Once created, you may use the \d describe command (followed by the table name) within psql to display the structure of the table, and its constraints (if any). This descriptive format is replicated in Table 4-2 for the books table created in the last section.

Notice that this format does not show actual row data, instead putting each column, and its attributes, in its own row , essentially turning the table on its side. This is done for the sake of clarity, as many tables can grow to be too large to fit on a screen (or on a page) horizontally, and it is the convention that is used throughout this book when examining table structure without data.

Table 4-2. The "books" Table

Column

Type

Modifier

id

integer

NOT NULL

title

text

author_id

integer

subject_id

integer

Index: books_pkey

id

The id column is a numeric identifier which is unique to each book. It is defined as being of the data type integer , and has on it the following constraints:

  • UNIQUE : this constraint ensures that the column always has a unique value. A column with the UNIQUE constraint set may ordinarily contain empty ( NULL values, but any attempt to insert duplicate values will fail. However, the id column is also designed as the PRIMARY KEY .
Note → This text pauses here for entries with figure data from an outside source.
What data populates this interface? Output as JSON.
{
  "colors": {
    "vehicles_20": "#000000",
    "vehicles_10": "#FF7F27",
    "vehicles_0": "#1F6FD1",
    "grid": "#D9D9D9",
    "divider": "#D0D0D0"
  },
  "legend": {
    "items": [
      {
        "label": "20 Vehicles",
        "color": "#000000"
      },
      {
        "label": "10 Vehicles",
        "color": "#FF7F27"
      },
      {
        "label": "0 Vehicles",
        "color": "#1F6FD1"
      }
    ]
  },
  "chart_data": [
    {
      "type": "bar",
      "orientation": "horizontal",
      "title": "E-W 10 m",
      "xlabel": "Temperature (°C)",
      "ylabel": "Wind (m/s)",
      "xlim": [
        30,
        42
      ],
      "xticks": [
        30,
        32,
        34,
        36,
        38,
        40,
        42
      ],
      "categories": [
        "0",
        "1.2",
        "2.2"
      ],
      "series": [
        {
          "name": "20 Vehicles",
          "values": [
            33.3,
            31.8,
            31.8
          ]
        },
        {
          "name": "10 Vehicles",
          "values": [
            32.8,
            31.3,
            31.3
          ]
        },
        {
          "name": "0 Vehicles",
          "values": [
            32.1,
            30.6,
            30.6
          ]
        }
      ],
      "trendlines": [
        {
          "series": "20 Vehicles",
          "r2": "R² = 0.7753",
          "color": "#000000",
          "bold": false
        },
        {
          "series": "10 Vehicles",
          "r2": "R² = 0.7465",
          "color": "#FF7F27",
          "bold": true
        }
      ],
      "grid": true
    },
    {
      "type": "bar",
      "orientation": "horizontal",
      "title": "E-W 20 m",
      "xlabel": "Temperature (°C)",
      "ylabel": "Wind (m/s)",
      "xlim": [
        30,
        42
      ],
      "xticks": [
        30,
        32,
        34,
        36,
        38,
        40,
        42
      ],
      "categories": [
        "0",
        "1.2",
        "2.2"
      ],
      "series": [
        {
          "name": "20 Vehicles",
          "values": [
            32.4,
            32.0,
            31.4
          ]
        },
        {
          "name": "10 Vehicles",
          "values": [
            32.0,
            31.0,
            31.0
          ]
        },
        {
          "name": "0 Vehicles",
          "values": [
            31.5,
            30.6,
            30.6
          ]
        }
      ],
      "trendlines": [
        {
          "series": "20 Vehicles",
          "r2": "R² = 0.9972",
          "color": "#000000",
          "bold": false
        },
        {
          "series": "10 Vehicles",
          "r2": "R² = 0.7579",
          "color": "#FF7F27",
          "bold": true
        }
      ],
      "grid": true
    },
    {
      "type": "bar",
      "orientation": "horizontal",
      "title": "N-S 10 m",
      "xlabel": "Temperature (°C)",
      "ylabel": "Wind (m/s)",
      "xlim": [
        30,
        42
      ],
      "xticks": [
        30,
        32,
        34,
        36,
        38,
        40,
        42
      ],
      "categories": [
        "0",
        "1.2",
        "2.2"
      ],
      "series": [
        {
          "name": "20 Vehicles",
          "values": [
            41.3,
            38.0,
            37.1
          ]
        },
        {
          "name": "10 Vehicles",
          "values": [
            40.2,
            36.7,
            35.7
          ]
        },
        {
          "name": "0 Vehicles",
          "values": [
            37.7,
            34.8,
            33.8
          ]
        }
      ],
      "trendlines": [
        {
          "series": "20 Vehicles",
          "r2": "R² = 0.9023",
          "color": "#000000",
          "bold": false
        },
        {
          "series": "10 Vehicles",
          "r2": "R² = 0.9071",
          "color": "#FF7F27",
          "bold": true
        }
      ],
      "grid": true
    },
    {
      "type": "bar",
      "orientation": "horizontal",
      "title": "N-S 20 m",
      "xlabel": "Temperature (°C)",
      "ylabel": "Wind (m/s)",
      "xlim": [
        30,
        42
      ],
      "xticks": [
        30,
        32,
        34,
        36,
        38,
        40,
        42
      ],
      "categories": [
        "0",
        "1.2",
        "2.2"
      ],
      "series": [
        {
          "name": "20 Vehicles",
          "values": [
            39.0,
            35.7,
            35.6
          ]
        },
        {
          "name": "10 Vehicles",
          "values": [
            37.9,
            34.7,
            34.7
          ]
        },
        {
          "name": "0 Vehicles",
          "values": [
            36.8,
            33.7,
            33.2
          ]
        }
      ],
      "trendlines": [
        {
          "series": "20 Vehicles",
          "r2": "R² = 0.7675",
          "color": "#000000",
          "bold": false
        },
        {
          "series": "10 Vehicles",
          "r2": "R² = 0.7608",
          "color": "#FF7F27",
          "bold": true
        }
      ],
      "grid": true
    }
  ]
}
  • PRIMARY KEY : while not displayed in the \d breakdown, you can see in our original CREATE TABLE statement that this table's primary key is defined on the id column. Placing the constraint of PRIMARY KEY on a column implicitly sets both the NOT NULL and UNIQUE constraints as well.

title

The title column of the book main contain character strings of type text . Text is more flexible than varchar, and is a good choice for this column, as it does not require that you specify the maximum number of characters allowed.

  • NOT NULL : this constraint ensures that the column always has a value. It can never empty, and any attempt to insert NULL values will fail. Therefore, there can never be a book with an empty ( NULL ) title, though there could be a book with a blank title ( '' ).

author_id

The author_id may contain values of type integer , and relates to the authors table for further information on the related author_id . There are no constraints placed on this column, as sometimes an author may not be conclusively known for a title (making NOT NULL inappropriate), and an author may certainly show up more than once (showing UNIQUE to also be inappropriate).

subject_id

The subject_id is similar to the author_id column, as it may contain values of type integer , and relates to the subjects table for further information on the related subject_id . Again, there are no constraints on the contents of this column, as many books may fall under the same subject, .

While a table's structure can be somewhat modified after it has been created, the available modifications are limited. These include, for example, re-naming the table, re-naming its columns, and adding new columns. As of PostgreSQL 7.1.x, dropping columns from a table is not supported. It is therefore good practice to thoughtfully and carefully plan your table structures before jumping into creating them.